パッチ管理ツールにはプッシュ型とプル型がある
 HFNetChkPro4の特徴は,「プッシュ型」という方式にある(図1)。これに対してマイクロソフトの管理ツールは「プル型」という方式を採用している(図2)。

 プッシュ型では,ソフトをインストールするパソコンは1台でよい。これを管理コンソールと呼ぶ。管理コンソールはインターネットに接続する必要があるが,管理対象マシンはインターネットに接続できなくても,LANに接続されていればよい。

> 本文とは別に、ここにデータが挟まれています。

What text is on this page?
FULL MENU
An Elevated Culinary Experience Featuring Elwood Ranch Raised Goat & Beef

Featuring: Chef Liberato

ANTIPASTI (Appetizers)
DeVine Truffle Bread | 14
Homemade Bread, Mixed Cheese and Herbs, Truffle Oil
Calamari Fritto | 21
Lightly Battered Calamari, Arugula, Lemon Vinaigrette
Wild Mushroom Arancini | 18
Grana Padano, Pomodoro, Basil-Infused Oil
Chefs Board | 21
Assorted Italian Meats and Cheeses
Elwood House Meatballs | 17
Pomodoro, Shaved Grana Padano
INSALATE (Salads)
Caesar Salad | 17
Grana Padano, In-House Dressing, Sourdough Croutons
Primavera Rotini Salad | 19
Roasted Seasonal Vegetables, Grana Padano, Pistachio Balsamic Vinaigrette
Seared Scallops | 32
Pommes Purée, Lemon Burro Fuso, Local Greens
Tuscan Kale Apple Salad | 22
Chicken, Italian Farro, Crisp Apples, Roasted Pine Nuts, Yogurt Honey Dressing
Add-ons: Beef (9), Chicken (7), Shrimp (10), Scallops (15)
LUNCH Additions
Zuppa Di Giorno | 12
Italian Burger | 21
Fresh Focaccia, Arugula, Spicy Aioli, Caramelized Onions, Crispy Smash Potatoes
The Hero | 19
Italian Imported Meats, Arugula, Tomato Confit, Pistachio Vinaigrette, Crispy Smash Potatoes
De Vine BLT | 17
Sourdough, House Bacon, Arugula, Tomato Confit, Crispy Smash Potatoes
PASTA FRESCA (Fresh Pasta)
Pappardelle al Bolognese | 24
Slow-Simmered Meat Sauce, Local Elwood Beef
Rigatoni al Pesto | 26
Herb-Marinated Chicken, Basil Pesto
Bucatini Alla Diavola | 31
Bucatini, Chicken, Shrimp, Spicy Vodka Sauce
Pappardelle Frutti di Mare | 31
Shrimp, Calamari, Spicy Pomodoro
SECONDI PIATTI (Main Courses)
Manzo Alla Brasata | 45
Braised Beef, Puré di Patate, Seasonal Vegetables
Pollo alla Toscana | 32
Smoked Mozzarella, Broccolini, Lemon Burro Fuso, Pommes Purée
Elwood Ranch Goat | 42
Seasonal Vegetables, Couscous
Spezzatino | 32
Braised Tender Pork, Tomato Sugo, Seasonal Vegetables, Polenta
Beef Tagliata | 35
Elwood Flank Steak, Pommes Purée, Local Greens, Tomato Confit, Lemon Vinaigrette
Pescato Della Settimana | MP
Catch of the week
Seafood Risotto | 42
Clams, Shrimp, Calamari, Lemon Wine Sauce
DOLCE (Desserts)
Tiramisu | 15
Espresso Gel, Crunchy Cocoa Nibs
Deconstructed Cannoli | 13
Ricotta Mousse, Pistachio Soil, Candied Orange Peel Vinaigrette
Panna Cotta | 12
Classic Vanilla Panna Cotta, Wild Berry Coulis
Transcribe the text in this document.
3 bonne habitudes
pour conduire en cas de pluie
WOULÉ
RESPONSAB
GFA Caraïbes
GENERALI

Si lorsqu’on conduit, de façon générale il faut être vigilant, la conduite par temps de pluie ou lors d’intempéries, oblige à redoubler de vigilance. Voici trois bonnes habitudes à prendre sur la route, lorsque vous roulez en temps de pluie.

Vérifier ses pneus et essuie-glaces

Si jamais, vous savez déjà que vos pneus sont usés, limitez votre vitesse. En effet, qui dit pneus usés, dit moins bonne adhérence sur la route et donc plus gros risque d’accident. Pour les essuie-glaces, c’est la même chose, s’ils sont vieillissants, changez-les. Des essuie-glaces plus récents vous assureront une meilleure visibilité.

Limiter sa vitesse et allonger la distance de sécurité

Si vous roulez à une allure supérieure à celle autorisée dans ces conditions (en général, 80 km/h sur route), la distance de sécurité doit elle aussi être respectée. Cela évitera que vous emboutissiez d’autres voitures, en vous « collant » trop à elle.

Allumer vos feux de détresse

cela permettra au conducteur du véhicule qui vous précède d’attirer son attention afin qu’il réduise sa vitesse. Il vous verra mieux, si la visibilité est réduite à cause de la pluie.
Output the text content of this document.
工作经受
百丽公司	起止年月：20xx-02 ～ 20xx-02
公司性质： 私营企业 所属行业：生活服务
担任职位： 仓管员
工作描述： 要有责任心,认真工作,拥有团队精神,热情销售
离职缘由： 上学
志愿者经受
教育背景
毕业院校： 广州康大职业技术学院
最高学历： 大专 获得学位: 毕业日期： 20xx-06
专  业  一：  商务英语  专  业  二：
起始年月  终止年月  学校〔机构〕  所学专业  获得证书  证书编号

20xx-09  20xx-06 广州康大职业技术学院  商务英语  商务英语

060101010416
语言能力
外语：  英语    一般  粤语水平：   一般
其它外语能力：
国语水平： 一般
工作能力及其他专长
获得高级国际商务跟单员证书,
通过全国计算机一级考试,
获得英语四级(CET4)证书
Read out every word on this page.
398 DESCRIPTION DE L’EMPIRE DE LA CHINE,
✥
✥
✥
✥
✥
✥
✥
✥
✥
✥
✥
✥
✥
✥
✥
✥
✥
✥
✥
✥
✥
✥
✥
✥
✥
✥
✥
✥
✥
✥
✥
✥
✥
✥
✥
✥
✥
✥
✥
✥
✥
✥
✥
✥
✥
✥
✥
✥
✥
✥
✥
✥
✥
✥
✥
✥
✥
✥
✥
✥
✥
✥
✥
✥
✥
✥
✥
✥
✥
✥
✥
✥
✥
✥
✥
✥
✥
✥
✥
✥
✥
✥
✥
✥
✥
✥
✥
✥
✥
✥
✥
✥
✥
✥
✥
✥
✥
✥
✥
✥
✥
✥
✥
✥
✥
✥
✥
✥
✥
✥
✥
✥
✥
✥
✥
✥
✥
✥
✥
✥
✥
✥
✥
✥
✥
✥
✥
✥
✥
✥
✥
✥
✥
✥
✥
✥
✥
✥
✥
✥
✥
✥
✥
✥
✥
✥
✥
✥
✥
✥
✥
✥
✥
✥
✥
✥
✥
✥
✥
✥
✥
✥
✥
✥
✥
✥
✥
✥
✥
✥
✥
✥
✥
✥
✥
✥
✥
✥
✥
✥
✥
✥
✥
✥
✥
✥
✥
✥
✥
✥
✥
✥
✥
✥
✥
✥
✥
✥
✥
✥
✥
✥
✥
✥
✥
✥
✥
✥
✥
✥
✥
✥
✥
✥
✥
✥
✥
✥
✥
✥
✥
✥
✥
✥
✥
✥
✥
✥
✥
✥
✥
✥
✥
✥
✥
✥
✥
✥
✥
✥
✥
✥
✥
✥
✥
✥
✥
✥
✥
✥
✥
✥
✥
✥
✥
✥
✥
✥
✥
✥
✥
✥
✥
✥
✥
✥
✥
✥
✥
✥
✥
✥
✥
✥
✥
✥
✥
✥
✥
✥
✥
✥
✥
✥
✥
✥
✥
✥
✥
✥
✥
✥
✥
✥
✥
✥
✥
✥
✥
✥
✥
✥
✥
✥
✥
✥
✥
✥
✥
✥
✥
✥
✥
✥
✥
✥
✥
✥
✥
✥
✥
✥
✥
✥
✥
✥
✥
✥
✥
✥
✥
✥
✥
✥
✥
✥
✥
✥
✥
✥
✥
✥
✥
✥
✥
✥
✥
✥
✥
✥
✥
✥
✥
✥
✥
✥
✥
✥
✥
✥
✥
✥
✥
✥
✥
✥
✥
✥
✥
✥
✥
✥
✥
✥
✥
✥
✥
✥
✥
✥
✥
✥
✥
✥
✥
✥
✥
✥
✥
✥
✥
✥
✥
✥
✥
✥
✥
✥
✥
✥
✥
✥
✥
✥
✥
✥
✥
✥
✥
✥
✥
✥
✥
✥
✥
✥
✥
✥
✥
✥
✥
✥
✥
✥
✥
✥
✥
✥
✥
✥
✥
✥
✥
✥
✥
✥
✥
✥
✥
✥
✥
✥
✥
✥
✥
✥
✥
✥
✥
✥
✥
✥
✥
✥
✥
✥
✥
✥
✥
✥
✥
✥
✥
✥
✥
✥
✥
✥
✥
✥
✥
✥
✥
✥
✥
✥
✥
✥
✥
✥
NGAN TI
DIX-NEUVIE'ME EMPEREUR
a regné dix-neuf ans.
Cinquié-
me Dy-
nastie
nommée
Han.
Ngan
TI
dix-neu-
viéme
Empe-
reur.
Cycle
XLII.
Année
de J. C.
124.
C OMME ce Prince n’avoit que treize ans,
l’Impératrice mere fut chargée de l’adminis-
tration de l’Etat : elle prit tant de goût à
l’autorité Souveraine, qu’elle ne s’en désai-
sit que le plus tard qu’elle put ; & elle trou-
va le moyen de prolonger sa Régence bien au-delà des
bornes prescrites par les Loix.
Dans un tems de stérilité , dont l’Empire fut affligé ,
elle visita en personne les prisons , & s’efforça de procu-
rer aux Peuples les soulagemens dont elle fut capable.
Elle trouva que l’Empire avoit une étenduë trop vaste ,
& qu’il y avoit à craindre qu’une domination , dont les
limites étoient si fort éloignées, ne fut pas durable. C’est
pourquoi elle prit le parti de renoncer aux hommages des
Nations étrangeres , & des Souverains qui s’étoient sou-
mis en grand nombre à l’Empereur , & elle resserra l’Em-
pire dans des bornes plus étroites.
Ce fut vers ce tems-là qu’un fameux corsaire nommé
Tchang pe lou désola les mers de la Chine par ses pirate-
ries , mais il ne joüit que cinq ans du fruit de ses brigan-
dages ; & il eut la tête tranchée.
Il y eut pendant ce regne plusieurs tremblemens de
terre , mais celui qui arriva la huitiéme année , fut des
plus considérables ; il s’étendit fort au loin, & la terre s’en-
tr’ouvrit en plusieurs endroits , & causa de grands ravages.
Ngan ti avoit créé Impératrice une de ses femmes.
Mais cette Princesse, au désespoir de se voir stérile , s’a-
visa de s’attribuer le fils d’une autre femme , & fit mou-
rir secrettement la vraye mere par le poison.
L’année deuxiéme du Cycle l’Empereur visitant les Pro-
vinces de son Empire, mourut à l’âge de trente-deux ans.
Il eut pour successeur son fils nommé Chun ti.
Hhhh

 システム管理者の作業は大まかに次のようになる(図1)。
(1)インターネット上に公開されているパッチ・データベースにアクセスし,パッチの公開状況をダウンロードしておく。
(2)管理対象マシンのパッチの適用状況をスキャンする。
(3)パッチが適用されていなければ,管理コンソールから管理対象マシンに対してパッチをインストールする。このとき必要に応じてパッチ本体をダウンロードする。
(4)必要に応じて管理対象マシンを再起動する。
いずれも,システム管理者の操作する管理コンソールが主体になって作業が行われる。

 一方,プル型では,サーバーに管理コンソールをインストールし,管理対象マシンにエージェント・プログラムをインストールしておく。管理コンソールとエージェントが連携して,パッチを適用するわけだ。プッシュ型との根本的な違いは,管理対象マシンにあるエージェントが主体になること。エージェントが自分のマシンのパッチ適用状況を把握し(スキャン),サーバーにあるパッチをダウンロードしてきて,インストールする(図2)。

 HFNetChkPro4は,MicrosoftのSUSと比較すると,IISが不要であり,導入に対するハードルはHFNetChkPro4の方がはるかに低い。しかも,Windowsだけに限らず,Officeソフトのパッチも扱えることになっている。しかもパッチ適用時にCD-ROM挿入が不要とうたっている。